PPD affects roughly 1 in 7 Indian women, and is dramatically under-diagnosed. Symptoms include persistent low mood beyond 2 weeks postpartum, hopelessness, intrusive thoughts, difficulty bonding with baby. This is medical and treatable. Please call iCall (9152987821) or Vandrevala Foundation (1860-2662-345) for free counselling, and your OB or a perinatal psychiatrist for medical support.

Exercise helps PPD significantly — but as adjunct, not replacement. See our Postpartum Readiness tool for a gentle exercise build-back that includes the mental-health checkpoint.

Premenstrual dysphoric disorder (PMDD)

The severe form of PMS — debilitating mood, anxiety, irritability the 1–2 weeks before period. Underrated and serious. Exercise helps significantly, especially when scheduled across the cycle (lighter training in luteal week). See our Cycle Fitness Planner. If symptoms are severe or you’ve considered self-harm during PMS, see a gynaecologist — PMDD is treatable, often dramatically.

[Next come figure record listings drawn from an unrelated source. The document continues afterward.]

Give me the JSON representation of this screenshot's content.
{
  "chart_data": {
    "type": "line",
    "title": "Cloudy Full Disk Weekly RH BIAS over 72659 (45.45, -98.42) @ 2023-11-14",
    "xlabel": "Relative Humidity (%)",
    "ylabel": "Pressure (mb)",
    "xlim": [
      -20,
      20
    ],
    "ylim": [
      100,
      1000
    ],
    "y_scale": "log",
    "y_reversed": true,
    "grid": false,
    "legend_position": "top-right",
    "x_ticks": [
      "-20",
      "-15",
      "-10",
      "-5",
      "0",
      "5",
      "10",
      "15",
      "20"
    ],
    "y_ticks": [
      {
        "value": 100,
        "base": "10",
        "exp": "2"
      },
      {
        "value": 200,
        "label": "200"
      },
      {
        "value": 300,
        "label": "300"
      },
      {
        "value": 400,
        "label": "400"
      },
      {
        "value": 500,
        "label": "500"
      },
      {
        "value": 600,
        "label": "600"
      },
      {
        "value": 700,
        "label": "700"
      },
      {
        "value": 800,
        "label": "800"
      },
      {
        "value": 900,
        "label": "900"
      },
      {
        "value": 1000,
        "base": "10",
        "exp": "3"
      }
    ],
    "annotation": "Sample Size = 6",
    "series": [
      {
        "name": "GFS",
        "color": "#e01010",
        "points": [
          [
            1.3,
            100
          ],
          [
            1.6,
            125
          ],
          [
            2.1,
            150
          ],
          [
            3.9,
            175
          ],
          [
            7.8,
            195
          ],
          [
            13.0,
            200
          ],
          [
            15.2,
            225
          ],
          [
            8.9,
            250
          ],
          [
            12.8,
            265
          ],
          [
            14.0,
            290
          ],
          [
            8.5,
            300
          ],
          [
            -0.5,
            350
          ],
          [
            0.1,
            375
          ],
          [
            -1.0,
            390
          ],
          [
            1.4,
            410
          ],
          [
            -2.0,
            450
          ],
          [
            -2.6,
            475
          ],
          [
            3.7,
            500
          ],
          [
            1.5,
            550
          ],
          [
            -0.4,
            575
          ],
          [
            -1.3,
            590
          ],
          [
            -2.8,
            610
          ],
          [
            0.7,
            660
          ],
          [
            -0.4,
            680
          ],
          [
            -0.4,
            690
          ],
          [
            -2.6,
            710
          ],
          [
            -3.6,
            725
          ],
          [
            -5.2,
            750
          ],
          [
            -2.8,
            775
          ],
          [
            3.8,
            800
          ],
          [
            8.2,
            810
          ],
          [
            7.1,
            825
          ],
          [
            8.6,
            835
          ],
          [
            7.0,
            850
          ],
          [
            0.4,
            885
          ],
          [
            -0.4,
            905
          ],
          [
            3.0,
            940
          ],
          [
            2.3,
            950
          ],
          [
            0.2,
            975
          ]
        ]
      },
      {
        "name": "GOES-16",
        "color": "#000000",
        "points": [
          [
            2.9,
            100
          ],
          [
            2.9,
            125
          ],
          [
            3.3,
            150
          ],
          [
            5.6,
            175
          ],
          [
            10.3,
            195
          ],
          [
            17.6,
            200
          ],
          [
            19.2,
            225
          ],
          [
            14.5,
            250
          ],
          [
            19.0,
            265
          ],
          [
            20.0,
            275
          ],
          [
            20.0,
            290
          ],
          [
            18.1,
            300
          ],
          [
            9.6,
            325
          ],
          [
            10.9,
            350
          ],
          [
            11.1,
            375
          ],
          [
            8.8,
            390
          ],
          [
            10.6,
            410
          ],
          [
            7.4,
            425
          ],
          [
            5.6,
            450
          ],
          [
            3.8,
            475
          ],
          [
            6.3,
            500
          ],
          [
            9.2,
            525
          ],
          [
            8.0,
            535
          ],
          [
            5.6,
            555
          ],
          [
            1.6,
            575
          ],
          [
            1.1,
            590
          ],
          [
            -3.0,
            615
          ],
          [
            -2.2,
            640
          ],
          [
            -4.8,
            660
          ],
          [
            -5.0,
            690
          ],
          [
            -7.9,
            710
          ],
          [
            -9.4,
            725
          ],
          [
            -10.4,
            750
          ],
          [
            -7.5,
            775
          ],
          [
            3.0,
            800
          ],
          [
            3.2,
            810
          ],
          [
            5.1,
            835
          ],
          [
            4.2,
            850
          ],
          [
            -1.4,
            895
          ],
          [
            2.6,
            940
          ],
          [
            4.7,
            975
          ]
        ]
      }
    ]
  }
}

Perimenopause / menopause mood changes

Oestrogen drops during perimenopause cause major mood disruption for many women — often the first sign you’re in the transition. Strength training has the largest evidence base for managing this; SSRIs and HRT are both effective adjuncts depending on severity. Talk to a women’s-health GP.

Anxiety specifically (vs depression)

Yoga and breath work are particularly effective for anxiety. The 5-min “long exhale” practice (4 in, 8 out) is among the highest-leverage 5 minutes you can spend. Combined with strength training 3×/week, it’s a serious anti-anxiety protocol.

The hardest part is starting

You won’t feel like exercising on the days you most need to. That’s the design of depression and anxiety — they remove the energy needed to do the thing that would help.

The fix: make it almost impossible to not do.

  • Schedule a live class — the social commitment carries the days willpower won’t
  • Walk first thing — before your brain has caught up to “should I”
  • Have a workout buddy or coach who notices when you miss — accountability is a real intervention
  • Lower the bar dramatically on hard days — 5 minutes is a victory; 0 is a loss
  • Do not catastrophise a missed week — return to the next session, don’t try to make it up

What we offer at Glow

Our Online Everyday Glow program runs the strength + cardio + yoga rotation that produces meaningful mood benefits, with the social commitment of a live class six days a week, women-only. Coaches notice when you don’t show up. The accountability is part of the medicine.

If you’re starting from a low place and a full class feels too much, the Program Finder will scale a starter plan to where you are right now.

Helplines

If you’re in crisis or just need to talk:

  • iCall: 9152987821 (Mon–Sat, 8 AM–10 PM, free)
  • Vandrevala Foundation: 1860-2662-345 (24/7, free)
  • NIMHANS toll-free: 080-46110007 (24/7, free)
  • AASRA: 9820466726 (24/7, free)

You don’t have to be in crisis to call. Reach out before things get heavy.

The short version

  • Exercise has effect sizes comparable to medication for mild-to-moderate depression and anxiety.
  • The dose: 150 min/week moderate activity + 2–3 strength sessions. About 30 min × 5 days.
  • Strength training is more effective for mood than most coaches realise.
  • “Too low to start” → 5-minute walks daily, build from there.
  • Severe symptoms need professional care alongside exercise — not instead of.
  • Postpartum, PMDD, perimenopause have specific patterns and treatments.